It has been more than 40 years since the so-called “Bobby Baker” scandal washed over the Capitol like a tsunami threatening to engulf any number of lawmakers including the then-vice president of the United States, Lyndon B. Johnson, who ultimately managed to avoid its devastation through the good offices of his mentor, House Speaker Sam Rayburn, and a Democratic majority that did everything possible to whitewash it.

The affair, named after the secretary to the Senate Democratic majority, shortened the career of several prominent politicians, sent Baker to jail, disrupted the corrupt practices of a number of lobbyists, and prompted the creation of committees in both houses of Congress to oversee and examine the ethics of members. It was also the first of a two decades series of scandals that included Watergate and has been referred to as the age of the investigative reporter.

Ironically, its significance was not even recognized by fellow journalists who denied the two reporters most responsible for uncovering the corruption, the Washington Star’s Paul Hope and the late John Baron, the Pulitzer Prize they so richly deserved and expected to receive. The governing board of the prizes decided at the last minute to award the national reporting award that year to a prominent New York Times columnist, who was a former winner, for what in comparison was routine work. So what’s new?

While the impact of the Baker scandal and those that followed _ including the Ethics Committee’s first case, an inquiry into the financial activities of Sen. Thomas Dodd of Connecticut (in retrospect an unfair journalistic attack on an honest but careless man) _ were considerable, they pale in significance when measured against the likes of Watergate and Iran Contra and the much earlier Teapot Dome. But if you think that any of those was the Mount Everest of government malfeasance, at least from a financial standpoint, you ain’t seen nothing yet.

Churning down Constitution Avenue toward Capitol Hill is a hurricane of potential political anguish the size of Katrina. It has been swirling around down the street at the Justice Department for sometime and with a major development just last week seems on the move to destroy any number of careers. It involves an extraordinarily well -connected super lobbyist named Jack Abramoff, whose activities already have resulted in an indictment in Florida and have been under close scrutiny in this town for at least a year and a half.

Michael Scanlon, Abramoff’s partner and a former spokesman for besmirched former House GOP leader Tom DeLay, pleaded guilty last week to having plotted with Abramoff to bribe government officials and defraud Indian tribes with casinos out millions of dollars in fees. Something like $80 million has been mentioned. The betting is that Scanlon cut a deal to become the star witness against Abramoff. Scanlon agreed to pay back millions.

While a major Republican player (after all, they are in power) who salted the congressional landscape with golf outings and campaign donations and no one knows quite what else, Abramoff and his partners weren’t adverse to rewarding support for their efforts to Democrats.
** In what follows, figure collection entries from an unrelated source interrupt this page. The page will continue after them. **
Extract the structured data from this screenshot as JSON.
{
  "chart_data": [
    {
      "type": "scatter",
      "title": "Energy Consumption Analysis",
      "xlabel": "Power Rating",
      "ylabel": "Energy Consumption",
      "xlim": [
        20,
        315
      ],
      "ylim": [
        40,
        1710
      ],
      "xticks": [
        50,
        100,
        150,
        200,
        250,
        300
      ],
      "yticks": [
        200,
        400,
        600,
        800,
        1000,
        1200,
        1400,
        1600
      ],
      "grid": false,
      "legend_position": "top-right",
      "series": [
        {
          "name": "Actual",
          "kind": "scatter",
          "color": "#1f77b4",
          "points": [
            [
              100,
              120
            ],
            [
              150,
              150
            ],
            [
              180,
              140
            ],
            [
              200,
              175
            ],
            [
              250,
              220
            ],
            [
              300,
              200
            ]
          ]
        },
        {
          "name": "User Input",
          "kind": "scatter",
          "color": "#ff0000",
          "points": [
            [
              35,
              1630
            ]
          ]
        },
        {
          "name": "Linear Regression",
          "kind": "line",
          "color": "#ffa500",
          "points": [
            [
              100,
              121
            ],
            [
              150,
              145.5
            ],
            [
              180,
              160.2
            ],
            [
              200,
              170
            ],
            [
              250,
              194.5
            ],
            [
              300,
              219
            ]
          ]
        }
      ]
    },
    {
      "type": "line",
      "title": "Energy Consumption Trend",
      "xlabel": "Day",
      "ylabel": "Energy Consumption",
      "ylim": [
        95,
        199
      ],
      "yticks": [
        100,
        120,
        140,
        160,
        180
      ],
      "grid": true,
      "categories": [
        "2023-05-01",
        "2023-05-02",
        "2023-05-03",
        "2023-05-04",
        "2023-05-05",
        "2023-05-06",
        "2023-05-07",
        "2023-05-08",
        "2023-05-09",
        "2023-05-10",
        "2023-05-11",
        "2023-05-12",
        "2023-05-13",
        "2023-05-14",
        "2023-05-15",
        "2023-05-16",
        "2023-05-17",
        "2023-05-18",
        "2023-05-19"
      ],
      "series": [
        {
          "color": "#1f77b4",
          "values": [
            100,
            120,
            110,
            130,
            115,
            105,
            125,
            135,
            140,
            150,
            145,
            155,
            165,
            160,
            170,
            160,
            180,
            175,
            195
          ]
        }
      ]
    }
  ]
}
But the lawmakers most targeted for favors seems to be Rep. Robert Ney, R-Ohio, the chairman of the House Administration Committee, who appears to have frequently eaten free at Abramoff’s now closed Capitol Hill restaurant, and DeLay, who was the chief celebrity at a big time golf outing in Scotland, sponsored by Abramoff. The Associated Press has identified more than 30 other lawmakers as having pushed for an Aramboff cause. All deny there was any exchange of favors.

The extent of Abramoff’s activities is apparently still being determined. But his alleged improprieties make those around Baker, who even shook down Senate pages, look like penny ante stuff, or, in Watergate parlance, a third rate burglary. The key amount that brought down Baker was something like a $100,000 donation in cash from a lobbying group. Native Americans lost millions in this deal, not an unusual consequence for our indigenous citizens at the hands of the government and those who influence it. That alone makes the entire mess more egregious than most of these scandals.

It is easy to predict that when all is said and done here, and that may take years, the impact will be enormous. It clearly is shaping up as the first great scandal of the 21st Century. Sadly, no one ever seems to learn from the mistakes of the past, particularly in Congress where the cost of winning elections is far too high and the opportunities for personal wealth seem often too great to resist. Is it any wonder that cynicism has become a lifelong condition for those of us who came to Washington in the Baker era?

(Dan K. Thomasson is former editor of the Scripps Howard News Service.)